If our case profiles weren't a little weird, we might not be here. :-}

> I forgot which doctor (witch-doctor) made the comment to me, but he said my condition was more similar to bipolar I than bipolar II. I think his main criterion was the severity of my manic episodes, even though they were all induced by exposures to medication.

That's interesting. Multiple full-blown manias, even if they only occur when you're on ADs, are a lot more suggestive of BP than are the "mixed hypomania" and things like that (these quasi-hypomanias seem to be pretty common reactions to ADs and, IMO, shouldn't be used to justify a dx of bipolar disorder).

> Parnate + desipramine = hypomania - > psychotic dysphoric mania

I never tried desipramine with MAOIs, although it would be a logical next step. I think I'm going to try something different, though: psychostimulants (which I didn't tolerate in combination with MAOIs).

> Nardil = protracted hypomania, mixed type

When Nardil pooped out on me, my depression didn't exactly return in its original state: instead of being strictly depressed, I got really irritable and excitable (in a bad way -- kind of reminded me of adolescence, only much more so). The possibility of mixed mania was brought up, but it was never confirmed and trials of Neurontin, Lamictal, and Depakote didn't help any.

> Nardil discontinuation = severe psychotic mania, dysphoric.

MAOI withdrawal symptoms, whatever you want to call them, *suck*. My experience was an exacerbation of the poop-out syndrome described above. After several *months* of this -- ouch -- I returned to my former depressed state.

> Some diagnostic schemes proposed for DSM V include this presentation as bipolar III.

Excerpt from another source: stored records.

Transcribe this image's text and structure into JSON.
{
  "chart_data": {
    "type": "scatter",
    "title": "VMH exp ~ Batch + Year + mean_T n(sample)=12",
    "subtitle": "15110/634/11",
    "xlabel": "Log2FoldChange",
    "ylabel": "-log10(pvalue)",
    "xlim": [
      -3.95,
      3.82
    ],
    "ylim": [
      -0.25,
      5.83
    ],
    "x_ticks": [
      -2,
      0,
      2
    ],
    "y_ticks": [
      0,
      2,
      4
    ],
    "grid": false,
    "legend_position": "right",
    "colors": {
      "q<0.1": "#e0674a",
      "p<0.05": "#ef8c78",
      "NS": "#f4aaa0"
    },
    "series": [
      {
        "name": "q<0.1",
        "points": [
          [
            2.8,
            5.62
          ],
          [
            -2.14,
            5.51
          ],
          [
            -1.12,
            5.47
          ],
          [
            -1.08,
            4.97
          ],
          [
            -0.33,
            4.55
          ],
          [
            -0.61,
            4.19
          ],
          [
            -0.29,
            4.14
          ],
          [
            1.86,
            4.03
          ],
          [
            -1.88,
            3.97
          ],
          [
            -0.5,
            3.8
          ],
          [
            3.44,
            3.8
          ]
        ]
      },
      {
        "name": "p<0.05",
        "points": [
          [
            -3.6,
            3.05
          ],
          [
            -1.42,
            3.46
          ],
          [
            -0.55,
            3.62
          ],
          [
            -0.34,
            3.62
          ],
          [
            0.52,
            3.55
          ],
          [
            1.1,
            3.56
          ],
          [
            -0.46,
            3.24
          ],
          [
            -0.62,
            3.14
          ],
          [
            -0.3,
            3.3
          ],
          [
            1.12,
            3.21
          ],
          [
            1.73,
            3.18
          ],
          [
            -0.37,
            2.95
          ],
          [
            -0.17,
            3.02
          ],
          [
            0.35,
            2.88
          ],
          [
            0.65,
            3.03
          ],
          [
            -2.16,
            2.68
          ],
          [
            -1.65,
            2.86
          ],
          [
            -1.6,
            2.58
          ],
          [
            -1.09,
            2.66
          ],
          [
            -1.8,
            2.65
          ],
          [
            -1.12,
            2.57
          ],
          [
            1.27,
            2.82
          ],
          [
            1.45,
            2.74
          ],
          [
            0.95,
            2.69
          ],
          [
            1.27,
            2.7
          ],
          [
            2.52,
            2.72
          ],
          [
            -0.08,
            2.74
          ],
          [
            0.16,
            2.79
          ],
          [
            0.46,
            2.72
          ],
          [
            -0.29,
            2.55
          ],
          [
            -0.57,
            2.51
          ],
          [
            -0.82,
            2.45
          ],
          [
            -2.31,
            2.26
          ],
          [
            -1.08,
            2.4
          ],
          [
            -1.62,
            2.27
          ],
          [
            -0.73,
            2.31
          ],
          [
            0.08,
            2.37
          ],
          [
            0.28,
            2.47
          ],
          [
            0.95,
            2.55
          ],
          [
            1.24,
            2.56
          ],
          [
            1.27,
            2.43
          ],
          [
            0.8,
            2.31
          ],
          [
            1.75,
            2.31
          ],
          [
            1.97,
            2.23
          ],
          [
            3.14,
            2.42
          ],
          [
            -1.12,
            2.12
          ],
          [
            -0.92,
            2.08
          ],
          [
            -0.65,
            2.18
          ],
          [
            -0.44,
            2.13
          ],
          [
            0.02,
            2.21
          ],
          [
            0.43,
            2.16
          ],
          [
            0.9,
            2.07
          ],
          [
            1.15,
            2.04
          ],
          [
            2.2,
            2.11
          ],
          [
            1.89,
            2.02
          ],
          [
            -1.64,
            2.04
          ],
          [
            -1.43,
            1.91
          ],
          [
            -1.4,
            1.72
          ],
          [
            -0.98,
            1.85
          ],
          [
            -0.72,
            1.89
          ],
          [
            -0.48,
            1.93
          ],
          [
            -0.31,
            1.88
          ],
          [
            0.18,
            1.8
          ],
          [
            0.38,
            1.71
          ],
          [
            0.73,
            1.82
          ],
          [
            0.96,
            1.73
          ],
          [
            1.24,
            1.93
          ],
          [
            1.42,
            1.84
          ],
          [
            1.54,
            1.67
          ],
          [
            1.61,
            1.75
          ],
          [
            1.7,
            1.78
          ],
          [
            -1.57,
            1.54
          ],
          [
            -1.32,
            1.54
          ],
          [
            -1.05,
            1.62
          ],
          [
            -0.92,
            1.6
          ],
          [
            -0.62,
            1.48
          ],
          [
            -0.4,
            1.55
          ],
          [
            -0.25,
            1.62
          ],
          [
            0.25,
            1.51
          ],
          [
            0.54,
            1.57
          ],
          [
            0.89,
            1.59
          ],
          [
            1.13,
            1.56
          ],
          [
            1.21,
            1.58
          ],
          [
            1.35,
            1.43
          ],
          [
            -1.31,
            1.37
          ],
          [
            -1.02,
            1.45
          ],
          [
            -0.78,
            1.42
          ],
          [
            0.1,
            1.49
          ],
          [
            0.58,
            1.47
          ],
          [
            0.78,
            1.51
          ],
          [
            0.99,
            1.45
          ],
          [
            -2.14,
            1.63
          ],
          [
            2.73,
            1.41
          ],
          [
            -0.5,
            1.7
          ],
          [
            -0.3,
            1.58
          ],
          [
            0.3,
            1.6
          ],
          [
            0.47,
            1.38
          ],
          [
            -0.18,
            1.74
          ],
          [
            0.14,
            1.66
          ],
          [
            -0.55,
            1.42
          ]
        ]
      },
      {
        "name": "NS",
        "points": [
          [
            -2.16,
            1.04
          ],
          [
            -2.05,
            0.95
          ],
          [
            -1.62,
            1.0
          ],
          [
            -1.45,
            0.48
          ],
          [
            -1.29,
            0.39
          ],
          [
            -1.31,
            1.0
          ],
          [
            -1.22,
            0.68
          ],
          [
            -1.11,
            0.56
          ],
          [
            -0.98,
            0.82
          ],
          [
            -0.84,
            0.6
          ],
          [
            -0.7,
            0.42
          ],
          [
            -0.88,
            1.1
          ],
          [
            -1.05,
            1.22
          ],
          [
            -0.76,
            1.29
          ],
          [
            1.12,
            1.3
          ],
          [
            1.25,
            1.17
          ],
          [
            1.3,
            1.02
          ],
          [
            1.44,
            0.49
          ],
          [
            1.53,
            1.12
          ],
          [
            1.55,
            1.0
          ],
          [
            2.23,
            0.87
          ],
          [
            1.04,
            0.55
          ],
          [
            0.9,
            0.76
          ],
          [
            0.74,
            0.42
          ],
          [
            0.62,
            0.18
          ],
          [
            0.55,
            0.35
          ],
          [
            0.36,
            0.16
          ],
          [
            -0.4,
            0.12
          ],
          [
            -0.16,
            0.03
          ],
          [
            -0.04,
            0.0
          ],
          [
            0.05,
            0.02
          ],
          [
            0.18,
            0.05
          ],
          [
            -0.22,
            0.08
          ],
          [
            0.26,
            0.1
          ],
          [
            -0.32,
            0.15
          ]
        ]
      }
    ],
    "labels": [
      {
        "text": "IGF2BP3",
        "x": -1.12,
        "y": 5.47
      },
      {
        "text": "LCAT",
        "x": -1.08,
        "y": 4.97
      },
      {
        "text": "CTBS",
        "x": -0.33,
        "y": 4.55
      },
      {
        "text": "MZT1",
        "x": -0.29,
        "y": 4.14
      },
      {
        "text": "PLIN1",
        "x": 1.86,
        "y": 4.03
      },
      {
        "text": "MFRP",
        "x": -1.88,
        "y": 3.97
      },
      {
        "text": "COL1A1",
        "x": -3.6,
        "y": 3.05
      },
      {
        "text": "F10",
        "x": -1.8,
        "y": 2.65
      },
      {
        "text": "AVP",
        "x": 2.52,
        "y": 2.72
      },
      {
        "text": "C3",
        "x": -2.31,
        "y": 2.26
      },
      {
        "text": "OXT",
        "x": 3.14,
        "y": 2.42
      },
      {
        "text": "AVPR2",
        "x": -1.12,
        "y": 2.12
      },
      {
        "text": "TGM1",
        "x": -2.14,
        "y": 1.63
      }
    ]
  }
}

That's what the doctors I talked to in Boston called it.

> I think another diagnostic subtype once proposed for bipolar disorder was one for which chronic depression is the only symptom.

I must be missing something: in what sense is that "bipolar?"

> Between ages 20 - 22, I displayed a remarkably regular 11-day cycle: 8 days of severe depression followed by 3 days of normothymia followed by 8 days of severe depression... etc. I was able to keep a social calendar around it. Unfortunately, Fieve's lithium did away with all of that.